機人、外交デビューする
数日して、ポトポトにイギニス大使館がひらかれた。
そこで仕事をするのは、ペーランドで出会ったチャールス全権大使だ。
豆腐ハウスだと、さすがに国際問題になりそうだから、ドワーフとケムラーに頼んで作ってもらったのだが……。
ドワーフのTHE要塞っていう建物に、オーマの伝統様式が追加された室内。
実に奇妙だ。アーサー王が第二次世界大戦に参加してたら、こんな感じか?
まあいいや、一応ポトポトの中じゃ、一番上等な建物なんだから。
これで我慢してほしい。
エルフ達の一部は、まだ一部豆腐ハウスに住んだままなんだからな!
「ンッンー!素晴らしい執務室ですな。まさに仕事をする為の空間。」
「この部屋に比べれば、イギニスの執務室などッ、ホテルのような物です!」
うーん、チャールスのディスり具合からすると、満足度20%ってとこだな。
ちょっと付き合ってわかったが、イギニス人は面と向かって文句は言わない。
ただその代わり、とても回りくどくディスる。まるで京都人だ。
こいつらの価値観では、いかに相手をディスるかが重要事項なのだろう。
ともすれば、出世の基準になっているとしかおもえん。
「……では、早速仕事に取り掛かってもらおうか」
「議題は、我と友邦関係を結ぶにあたって、何を取引するか、だ」
「ンッンー!素ン晴らしいッ!……単刀直入、実にイイ!」
「では機人様に、ズバリ申しましょう!」
「インダから飛来し、イギニスを襲う古代竜、これを討ち果たしてほしいのです!」
わぉ!古代竜!?なんか凄そうなの出てきたなぁ……?
いや、まてよ?ダンジョンの謎生物はバッテリーの材料のカウントを、ちょっとだけあげた。ひょっとして古代竜ともなると、すっげーカウント上がるのでは?
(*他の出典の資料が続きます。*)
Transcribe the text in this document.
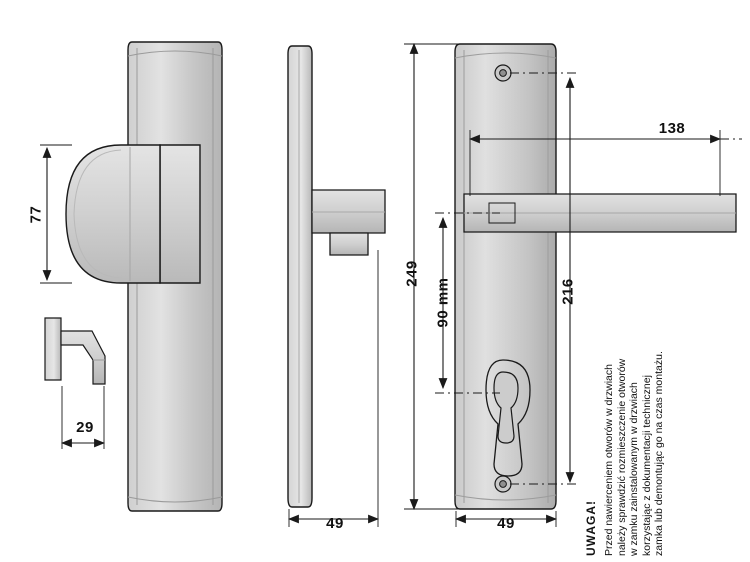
77
29
249
49	49
138
216
90 mm
UWAGA! Przed nawierceniem otworów w drzwiach należy sprawdzić rozmieszczenie otworów w zamku zainstalowanym w drzwiach korzystając z dokumentacji technicznej zamka lub demontując go na czas montażu.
となると、この古代竜をしばくのは、俺にもメリットになるかもな。
「こちらの見返りとして、ポトポトをイギニスの友邦として迎え入れ、南インダ会社の株券の5%を、機人様に差し上げます!」
株券だぁ?……ふーむ、こういう経済の話は全く分からんぞ。
もっとこう、わかりやすいモノが良いんだけど。
あとイギニスの金銭価値観、これが全然わからん。聞いてみよっと。
「その株券を金に換えれば、イギニスでは何が買える?」
「ンッ、ポトポトほどの村が1ダース、そのままそっくり買えるかと。」
うーん、うさんくさい。
こう、すげえ鼻と顎の尖ったキャラクターが出てくる漫画のアレみたいに、いろいろと難癖付けてきそうなんだよなあ、こいつら。
物資じゃなくて、株券とか金っていうのがもうね?
この力と食い物以外、まるで意味が無さそうな世界で、お金サイコーってやってるの、逆にやべー連中なんではなかろうか?
となると、うん、こうしよう。
「……古代竜の討伐ともなると、即答はできん」
「……そこで、まずは外交を行うとしよう。外交関係を結ぶというのなら、国主同士で話し合うのが筋だ。ソデザベス女王と合わせろ」
「ンッンー!全権大使である、この私では不足と言うのでしょうか!」
「……イギニスがどれだけ被害を受けているのか、見せたくないのか?我の同情を引けば、割引してもらえるかもしれんぞ?」
チャールスはその額を汗で光らせている。ほうほうほう?
「……ですが、その、ええ、すぐという訳には、陛下にも予定が建て込んでおりますし。犬の散歩だけでも5時間はかかりますから。えぇ!」
――ほう、これはかなり困っている御様子。5%は吹っ掛けてるな?もっと価値のある取引だとおもってたよ。
「……すぐという訳にはいかないが会えるという事だな?」
「そうだ、口約束でもいいが、約束は守ってくれないとな?」
「……それはそれはもう!」
しかしあれだわ、ムンゴルよりたぶん、技術的には進んでいるであろうイギニス。
そこがてこずる相手の古代竜。これは思ったより大事になりそうだな。
時間稼ぎしてる場合ではないだろうから、イギニス本国からの連絡は、すぐ来るだろう。しかしちょっと時間が空いたな。
なら、俺に対して敵意を強く持つ、オーマの市民感情に対して、手当でもするか。
こういう時に、最も有効な手段、そうアレでだ。